Systems thinking is a mindset to delineate underlying systemic interrelationships
which are
responsible for patterns of behaviour and events. It embodies a world-view for understanding objects
and values; a world-view where understanding lies in interpreting interrelationships within systems.
Interrelationships are responsible for the manner in which systems operate, and result
in the
patterns of behaviour and events we perceive. In this sense, a system exhibits characteristics that
cannot be found in any of its parts. These characteristics emerge from the interactions of the parts
of the system.
Systems thinking is commonly applied to understand the material world of objects.
Here the
perspective is an operational one and has the aim of managing the environment to target particular
objectives.
Systems thinking is also applied to manage the non-material world of values, where
the aim is to
define mental systems for managing the unknown in the context of:
- the human sensitivity to the numinous;
- the need for rules of morality;
- and the concept of the 'love that
passeth all understanding'.
With regard to the first type of value system, we live in a culture whose attention
to, and
understanding of, reality is changing. This is becoming ever more evident in our contemporary
educational and social systems, science and art and design. At present three perspectives of
consciousness dominate our Western culture, from which subjective reality is viewed, perceived
and conditioned.
The first, in a historic sense, is the traditional view of body and mind as separate
entities: the mind
is separate from the body, mind from matter. The outer external physical world is where subjective
experience is located external to the brain and is transmitted to the brain for analysis.
In sharp contrast is the reductionist view, where subjective experience, whether perceptual,
emotional or otherwise, is located in the brain and not external where preference and priority are
given to objective, observable and measurable phenomenon.

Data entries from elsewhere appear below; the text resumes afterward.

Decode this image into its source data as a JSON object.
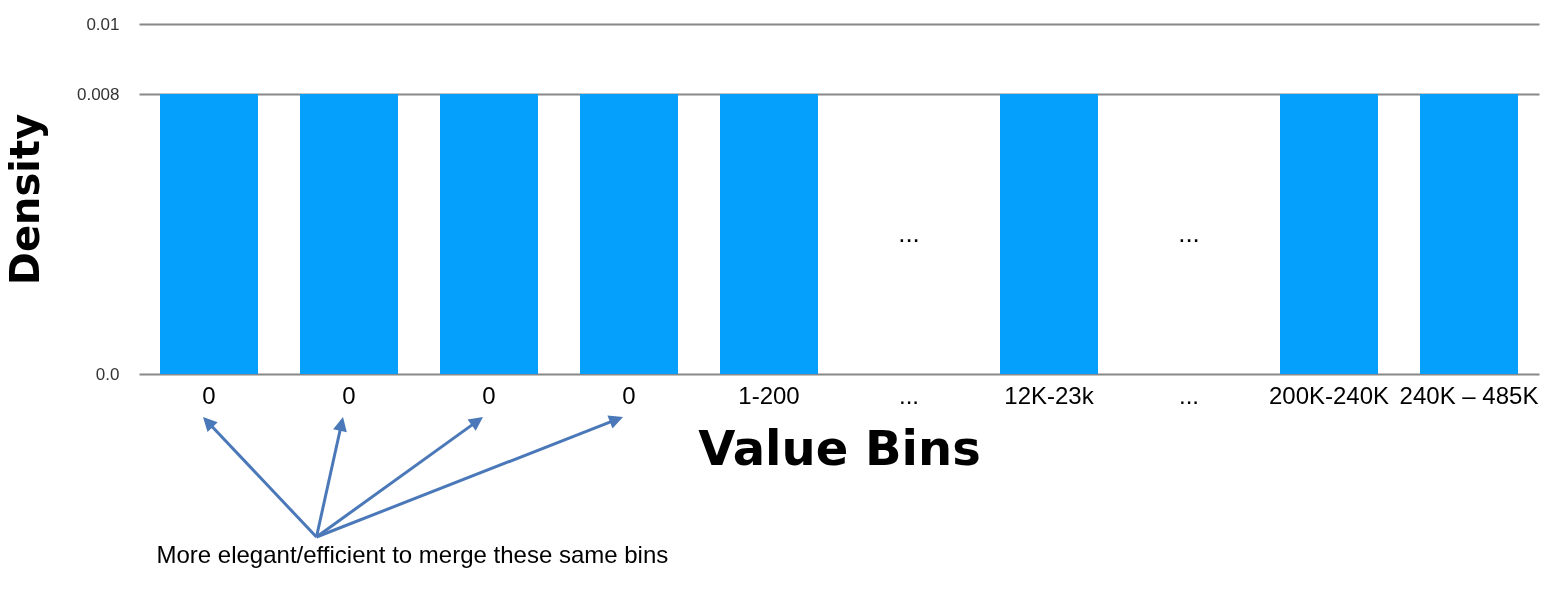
{
  "chart_data": {
    "type": "bar",
    "title": "More elegant/efficient to merge these same bins",
    "xlabel": "Value Bins",
    "ylabel": "Density",
    "categories": [
      "0",
      "0",
      "0",
      "0",
      "1-200",
      "...",
      "12K-23k",
      "...",
      "200K-240K",
      "240K – 485K"
    ],
    "values": [
      0.008,
      0.008,
      0.008,
      0.008,
      0.008,
      null,
      0.008,
      null,
      0.008,
      0.008
    ],
    "color": "#04a0fc",
    "ylim": [
      0,
      0.01
    ],
    "yticks": [
      {
        "value": 0,
        "label": "0.0"
      },
      0.008,
      0.01
    ],
    "grid": "y",
    "annotations": [
      "...",
      "..."
    ]
  }
}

But there is a third perspective whch defines consciousness not as the end product
of material
evolution, rather that consciousness creates reality, or is reality, where both internal and external
phenomena are valid and valuable.
A recent social survey indicates that we are presently at the forefront of a cultural
shift to the third
perspective, which has been called an Integral Culture. The values and beliefs inherent to this
rapidly growing community include idealistic and humanistic motives, concerns and interests in
relationships and psychological development, environmentalism, and the co- creation of a positive
and meaningful future.
Advances in the new sciences of quantum physics, holistic biology and complexity theory
(with
their discoveries of non- locality, ecological independence, and self-organising systems) are
proceeding according to the third perspective.
Nick Udall believes that this is an opportunity for designers to transform their identity
in order to
learn to explore, harness, and play with, their own consciousness. Further still, the emphasis is
no longer on designing objects per se, but designing conscious objects which through mediation,
or relationship, enable the Subject to release an attachment to the known, and an aversion to the
unknown, and experience an empathy with knowingness. It is this empathy, and indeed intimacy,
between the Subject and the Object which activates numinous experiences and expands
consciousness.
Udall’s view is that it has become essential, if not imperative, for designers to
question the role of
Design, and their relationship to it. Design has helped increase material investment to an
unprecedented level, but it has not really advanced humankind in terms of improving the content of
experience. Design has certainly focused on the user so that interaction is pleasurable with regard
to function; but pleasure itself does not bring happiness, or add complexity to Self. Pleasure helps
to maintain order, but by itself cannot create new order in consciousness. To improve the quality
and richness of subjective experience, the designer must discover ways of encouraging mindful
interplay - to experience the totality, the subtleties, and the numinosity of living.